The offer to subscribe to preference shares is increased and the subscription period for institutional investors shortened
Not for release, publication or distribution, directly or indirectly, in or into the United States, Canada, Japan, Australia or any other jurisdiction where such action would be prohibited.
· The Board of Directors of SAS has resolved to increase the offer to comprise 7 million preference shares, corresponding to SEK 3.5 billion, as a result of very strong demand
· The subscription period in the institutional offer is shortened to end on 19 February 2014 at 12.00 CET.
· Subscription price and other terms remain unchanged
· The Offer is conditional on, inter alia, that the AGM later today approves the required proposals
On 7 February 2014 SAS announced an offer to the general public in Denmark, Norway and Sweden, and institutional investors to subscribe for preference shares totalling approximately 4 million preference shares, at a subscription price of SEK 500 per preference share, including an option to increase the offer to consist of up to 7 million preference shares in total (“the Offer”).
Very strong demand to subscribe in the Offer acknowledges the market’s confidence in SAS’ continued progress. Consequently, the Board of Directors of SAS has in consultation with Carnegie, Nordea and SEB, decided to increase the Offer by approximately 3 million preference shares, totalling 7 million preference shares. By increasing the number of preference shares in the Offer, SAS may raise up to SEK 3.5 billion before issue costs. The Board of Directors has also decided to shorten the subscription period for the institutional investors to end on 19 February at 12.00 CET.
By increasing the Offer, SAS’ financial position will be additionally strengthened, assure the continued confidence from customers and suppliers and reduce dependence on bank financing further. The additional capital raised will also strengthen SAS’ negotiating position with regard to the financing of the ongoing renewal of the aircraft fleet.
The Offer is conditional on, inter alia, that the AGM later today approves the proposed changes to the Articles of Association and authorises the Board of Directors to resolve on the issuance of preference shares.

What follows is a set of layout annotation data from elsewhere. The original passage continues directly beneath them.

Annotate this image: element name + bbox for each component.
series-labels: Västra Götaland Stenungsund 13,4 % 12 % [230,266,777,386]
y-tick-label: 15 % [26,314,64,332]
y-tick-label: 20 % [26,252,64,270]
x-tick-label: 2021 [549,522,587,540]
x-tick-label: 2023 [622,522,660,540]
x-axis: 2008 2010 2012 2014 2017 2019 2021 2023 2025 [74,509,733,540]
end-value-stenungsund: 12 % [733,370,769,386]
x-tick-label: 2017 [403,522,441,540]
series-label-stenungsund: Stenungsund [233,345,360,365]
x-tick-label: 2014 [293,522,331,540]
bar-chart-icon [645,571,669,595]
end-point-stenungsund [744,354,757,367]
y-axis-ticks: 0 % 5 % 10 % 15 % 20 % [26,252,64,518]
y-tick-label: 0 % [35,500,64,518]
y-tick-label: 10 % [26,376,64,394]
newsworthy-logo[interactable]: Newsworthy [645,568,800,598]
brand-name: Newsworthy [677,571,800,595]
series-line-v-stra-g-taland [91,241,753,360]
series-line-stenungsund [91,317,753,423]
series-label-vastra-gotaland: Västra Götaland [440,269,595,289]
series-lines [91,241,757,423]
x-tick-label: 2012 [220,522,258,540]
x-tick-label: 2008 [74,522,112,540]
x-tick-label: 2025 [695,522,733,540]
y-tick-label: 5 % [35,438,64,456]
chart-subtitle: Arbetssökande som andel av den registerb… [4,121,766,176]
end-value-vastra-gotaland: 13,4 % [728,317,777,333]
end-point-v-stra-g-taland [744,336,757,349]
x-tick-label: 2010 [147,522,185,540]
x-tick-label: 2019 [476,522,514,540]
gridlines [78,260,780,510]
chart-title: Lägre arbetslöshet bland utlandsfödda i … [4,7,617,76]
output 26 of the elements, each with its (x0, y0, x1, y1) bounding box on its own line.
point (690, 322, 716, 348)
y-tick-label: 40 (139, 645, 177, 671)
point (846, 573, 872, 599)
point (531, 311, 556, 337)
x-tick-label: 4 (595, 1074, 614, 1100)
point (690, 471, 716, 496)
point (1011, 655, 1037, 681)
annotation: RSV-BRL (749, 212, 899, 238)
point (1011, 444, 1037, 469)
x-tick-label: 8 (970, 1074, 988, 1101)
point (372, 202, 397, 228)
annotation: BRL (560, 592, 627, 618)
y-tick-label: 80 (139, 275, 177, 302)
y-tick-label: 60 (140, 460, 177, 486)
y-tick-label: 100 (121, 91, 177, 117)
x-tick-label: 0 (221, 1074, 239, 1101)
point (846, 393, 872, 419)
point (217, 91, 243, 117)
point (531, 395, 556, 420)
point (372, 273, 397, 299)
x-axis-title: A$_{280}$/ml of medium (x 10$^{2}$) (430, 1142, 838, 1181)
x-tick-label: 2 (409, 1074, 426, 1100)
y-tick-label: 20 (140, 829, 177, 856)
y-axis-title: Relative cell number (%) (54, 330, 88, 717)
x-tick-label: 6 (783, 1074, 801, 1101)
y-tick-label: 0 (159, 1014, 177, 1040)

Carnegie Investment Bank AB (publ), Nordea Bank AB (publ), Markets – Investment Banking and SEB Corporate Finance, Skandinaviska Enskilda Banken AB are acting as financial advisors, Joint Lead Managers and Joint Bookrunners for the Offer.
Mannheimer Swartling is legal advisor.
For additional information:
Press Office telephone: +46 8 797 2944
SAS Group Investor Relations
SAS discloses this information pursuant to the Swedish Securities Market Act and/or the Swedish Financial Instruments Trading Act and the corresponding Danish and Norwegian legislations. The information was provided for publication on 18 February 2014 at 11.15 CET.
The information in this press release is not an offer to acquire, subscribe or otherwise trade in preference shares or other securities in SAS. An invitation to the persons concerned to subscribe for preference shares in SAS is only being made through the prospectus that SAS published on 7 February 2014.This press release may not, directly or indirectly, be released or published in or distributed to or within the United States, Canada, Japan, Australia or any other jurisdiction where such action would require additional prospectuses, filings or other measures in addition to those required under Swedish law. The Offer is not made to, and application forms will not be approved from, share subscribers (including shareholders), or persons acting on behalf of share subscribers, in said countries or persons in any other jurisdiction where applications for the subscription for preference shares would contravene applicable laws or regulations, or would require additional prospectuses, filings, or other measures in addition to those required under Swedish law. Nor may the information in this press release be forwarded or reproduced in any way that would violate such restrictions or would give rise to such requirements. Measures in violation of the restrictions may constitute a breach of relevant securities legislation.
No shares paid and subscribed for nor preference share issued by SAS (“Securities”) have been registered, and will not be registered, under the United States Securities Act of 1933 (the “Securities Act”) or the securities legislation of any state or other jurisdiction in the United States, and may not be offered, pledged, sold, resold, delivered or otherwise transferred, directly or indirectly, within the United States or to U.S. persons as defined in Regulation S under the Securities Act (“Regulation S”). The Securities are being offered outside the United States in reliance on Regulation S. There will not be any public offering of Securities in the United States or to U.S. persons. This press release may contain forward-looking statements that reflect SAS current view of future events as well as financial and operational development. Words such as “intend”, “assess”,”expect”, “may”, “plan”, “estimate” and other expressions involving indications or predictions regarding future development or trends, not based on historical facts, identify forward-looking statements. Forward-looking statements inherently involve both known and unknown risks and uncertainties as they depend on future events and circumstances. Forward-looking statements do not guarantee future results or development and the actual outcome may differ materially from forward-looking statements.